Nel 2009 le prime esperienze cinematografiche: inizia una serie di collaborazioni con la Scuola di Cinema di Milano, recita come protagonista in alcuni cortometraggi e nel suo primo lungometraggio “Qualcosa da Condividere”.

Nel 2011-2012 è tra i protagonisti della webserie “Faccialibro”, oltre che di vari spot pubblicitari. Nel 2013 di nuovo protagonista con il lungometraggio “Star System”. Nel frattempo ha sempre continuato con la sua attività teatrale, che lo ha portato anche sul palco del teatro alla Scala di Milano ad interpretare “Selim”, nel “Ratto dal Serraglio” di Mozart, nel 2016/2017. E’ interprete ed autore di un monologo teatrale sulla vita di Giovanni Falcone, con il Patrocinio dell’omonima fondazione.

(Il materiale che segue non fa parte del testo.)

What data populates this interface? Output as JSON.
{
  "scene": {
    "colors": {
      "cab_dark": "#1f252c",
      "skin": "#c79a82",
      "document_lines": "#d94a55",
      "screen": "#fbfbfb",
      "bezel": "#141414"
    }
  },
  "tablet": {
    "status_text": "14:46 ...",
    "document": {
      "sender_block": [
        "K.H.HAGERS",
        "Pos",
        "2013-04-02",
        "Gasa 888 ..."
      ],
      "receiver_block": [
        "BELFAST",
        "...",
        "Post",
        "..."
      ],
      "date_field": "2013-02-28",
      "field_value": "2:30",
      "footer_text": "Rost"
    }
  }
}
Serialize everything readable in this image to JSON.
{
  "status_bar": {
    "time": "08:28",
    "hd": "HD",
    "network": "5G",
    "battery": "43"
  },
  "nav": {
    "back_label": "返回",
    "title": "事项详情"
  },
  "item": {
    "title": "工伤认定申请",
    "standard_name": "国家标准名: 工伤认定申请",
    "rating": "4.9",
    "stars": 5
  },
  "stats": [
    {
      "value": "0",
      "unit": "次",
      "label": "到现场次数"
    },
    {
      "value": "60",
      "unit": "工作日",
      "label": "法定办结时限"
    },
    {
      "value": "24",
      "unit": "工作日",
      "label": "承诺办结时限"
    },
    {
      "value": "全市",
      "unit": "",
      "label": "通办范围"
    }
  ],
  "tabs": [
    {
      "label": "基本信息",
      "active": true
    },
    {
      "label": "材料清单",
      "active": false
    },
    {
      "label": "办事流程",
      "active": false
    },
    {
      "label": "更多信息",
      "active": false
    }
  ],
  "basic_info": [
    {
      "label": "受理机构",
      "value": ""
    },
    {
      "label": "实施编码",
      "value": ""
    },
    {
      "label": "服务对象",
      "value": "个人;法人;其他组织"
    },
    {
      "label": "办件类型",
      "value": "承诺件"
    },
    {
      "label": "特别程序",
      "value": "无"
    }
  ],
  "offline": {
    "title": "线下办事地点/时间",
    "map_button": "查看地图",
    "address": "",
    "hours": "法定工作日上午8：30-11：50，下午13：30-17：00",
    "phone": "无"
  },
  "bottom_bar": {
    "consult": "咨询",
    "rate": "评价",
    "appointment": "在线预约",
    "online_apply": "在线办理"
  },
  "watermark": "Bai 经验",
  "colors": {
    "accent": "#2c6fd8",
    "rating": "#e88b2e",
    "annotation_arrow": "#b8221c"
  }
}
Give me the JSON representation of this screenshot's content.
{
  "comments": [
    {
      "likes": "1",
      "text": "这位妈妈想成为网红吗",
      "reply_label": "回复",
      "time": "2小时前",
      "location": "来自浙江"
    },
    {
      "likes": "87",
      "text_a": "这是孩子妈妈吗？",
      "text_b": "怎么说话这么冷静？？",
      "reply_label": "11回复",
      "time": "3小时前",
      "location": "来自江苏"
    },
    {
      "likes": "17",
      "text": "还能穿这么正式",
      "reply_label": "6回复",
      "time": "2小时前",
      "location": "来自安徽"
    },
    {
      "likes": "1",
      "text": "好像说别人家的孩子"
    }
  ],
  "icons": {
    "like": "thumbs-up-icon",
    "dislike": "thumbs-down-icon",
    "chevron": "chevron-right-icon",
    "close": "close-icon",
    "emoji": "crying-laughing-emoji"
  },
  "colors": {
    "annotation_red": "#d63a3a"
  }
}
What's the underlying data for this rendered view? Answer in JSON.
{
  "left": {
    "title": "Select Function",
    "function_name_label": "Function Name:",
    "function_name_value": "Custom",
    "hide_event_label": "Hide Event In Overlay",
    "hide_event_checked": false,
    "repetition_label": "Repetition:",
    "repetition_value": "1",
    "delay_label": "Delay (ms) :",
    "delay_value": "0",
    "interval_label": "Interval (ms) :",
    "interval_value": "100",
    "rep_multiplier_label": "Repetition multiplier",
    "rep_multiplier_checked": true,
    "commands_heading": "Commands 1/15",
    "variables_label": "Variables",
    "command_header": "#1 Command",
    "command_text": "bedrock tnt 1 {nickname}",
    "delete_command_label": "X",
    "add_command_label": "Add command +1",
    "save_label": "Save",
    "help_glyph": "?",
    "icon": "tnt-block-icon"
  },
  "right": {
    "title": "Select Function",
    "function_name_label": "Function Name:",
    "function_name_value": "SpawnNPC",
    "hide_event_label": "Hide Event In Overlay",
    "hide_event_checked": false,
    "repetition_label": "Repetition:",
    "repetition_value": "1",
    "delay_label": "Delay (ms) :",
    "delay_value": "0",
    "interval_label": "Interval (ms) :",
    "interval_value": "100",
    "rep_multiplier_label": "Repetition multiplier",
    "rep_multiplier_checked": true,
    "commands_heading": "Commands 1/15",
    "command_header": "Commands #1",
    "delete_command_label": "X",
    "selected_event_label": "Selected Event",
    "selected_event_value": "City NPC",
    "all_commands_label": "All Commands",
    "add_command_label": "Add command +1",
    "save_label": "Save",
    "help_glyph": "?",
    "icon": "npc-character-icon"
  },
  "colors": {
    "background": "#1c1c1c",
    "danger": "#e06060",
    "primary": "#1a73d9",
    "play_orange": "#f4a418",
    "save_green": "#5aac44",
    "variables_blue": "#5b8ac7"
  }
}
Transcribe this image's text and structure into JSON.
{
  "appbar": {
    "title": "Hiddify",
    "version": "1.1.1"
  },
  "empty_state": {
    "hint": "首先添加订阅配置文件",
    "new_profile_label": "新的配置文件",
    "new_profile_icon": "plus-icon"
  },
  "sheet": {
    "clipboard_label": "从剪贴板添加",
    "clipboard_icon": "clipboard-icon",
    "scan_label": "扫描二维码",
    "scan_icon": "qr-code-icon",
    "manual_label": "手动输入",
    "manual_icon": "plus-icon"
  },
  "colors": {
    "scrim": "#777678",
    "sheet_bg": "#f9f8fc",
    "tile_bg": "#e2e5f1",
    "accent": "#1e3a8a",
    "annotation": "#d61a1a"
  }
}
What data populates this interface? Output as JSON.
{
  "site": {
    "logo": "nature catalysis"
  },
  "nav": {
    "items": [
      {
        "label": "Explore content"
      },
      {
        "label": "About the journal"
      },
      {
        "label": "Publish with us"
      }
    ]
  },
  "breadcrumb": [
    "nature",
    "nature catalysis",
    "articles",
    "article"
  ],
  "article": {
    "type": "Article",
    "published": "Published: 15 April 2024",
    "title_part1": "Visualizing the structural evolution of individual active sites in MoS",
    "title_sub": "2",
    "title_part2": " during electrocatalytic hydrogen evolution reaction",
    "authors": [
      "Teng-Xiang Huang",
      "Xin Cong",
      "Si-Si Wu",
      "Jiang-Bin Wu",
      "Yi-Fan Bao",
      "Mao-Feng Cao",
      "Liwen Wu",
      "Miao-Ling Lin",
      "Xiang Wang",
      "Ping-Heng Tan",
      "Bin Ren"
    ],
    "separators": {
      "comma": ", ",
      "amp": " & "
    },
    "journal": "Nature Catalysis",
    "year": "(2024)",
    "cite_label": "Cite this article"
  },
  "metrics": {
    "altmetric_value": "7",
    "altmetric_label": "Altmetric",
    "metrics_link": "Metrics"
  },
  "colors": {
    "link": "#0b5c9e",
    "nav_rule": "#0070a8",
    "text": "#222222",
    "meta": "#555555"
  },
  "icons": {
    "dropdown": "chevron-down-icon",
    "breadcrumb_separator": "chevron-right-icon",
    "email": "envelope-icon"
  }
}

Leone, è un attore poliedrico con due grandi amori, il cinema ed il teatro, e di entrambi non potrebbe fare a meno! Infatti, ha alle spalle cinque stagioni teatrali con lo spettacolo “Bum ha i piedi bruciati” che racconta, da un punto di vista intimo, intenso e giocoso, senza rinunciare alla drammaticità degli avvenimenti, la vita di Giovanni Falcone. Lo spettacolo è patrocinato dalla Fondazione Falcone, presieduta da Maria Falcone, sorella del Magistrato scomparso, di cui Leone ci ha raccontato le intere emozioni, forti, indelebili, immutate che gli hanno suscitato questo importante incontro.

Ma nell’intervista ho voluto dapprima dare risalto ad un’altra grande interpretazione di Dario Leone, quella del paracadutista interpretato nel film “Le Guerre Horrende” di Luca Immesi e Giulia Brazzale. Uscito nelle sale nel 2018, è ora disponibile su tutte le piattaforme streaming. Il film racconta la storia di tre personaggi molto pittoreschi: il soldato, il capitano e lo scudiero.

Dario Leone interpreta un giovane soldato paracadutista ferito e senza memoria che spezza il forte legame instaurato tra il Capitano (Pacella) e lo Scudiero (Giorgetti), in un crescendo di conflitti, tensioni e colpi di scena. Una vera e propria favola noir contro tutte le guerre, che ha per sfondo la prima e la seconda guerra mondiale.
Con “Horrende” Machiavelli descriveva le grandi guerre del suo tempo, sottolineando l’attrazione morbosa che l’uomo mostra da sempre per i conflitti.  Attrazione tuttora viva, sia nelle tensioni tra stati, sia in quelle interne alla nostra società.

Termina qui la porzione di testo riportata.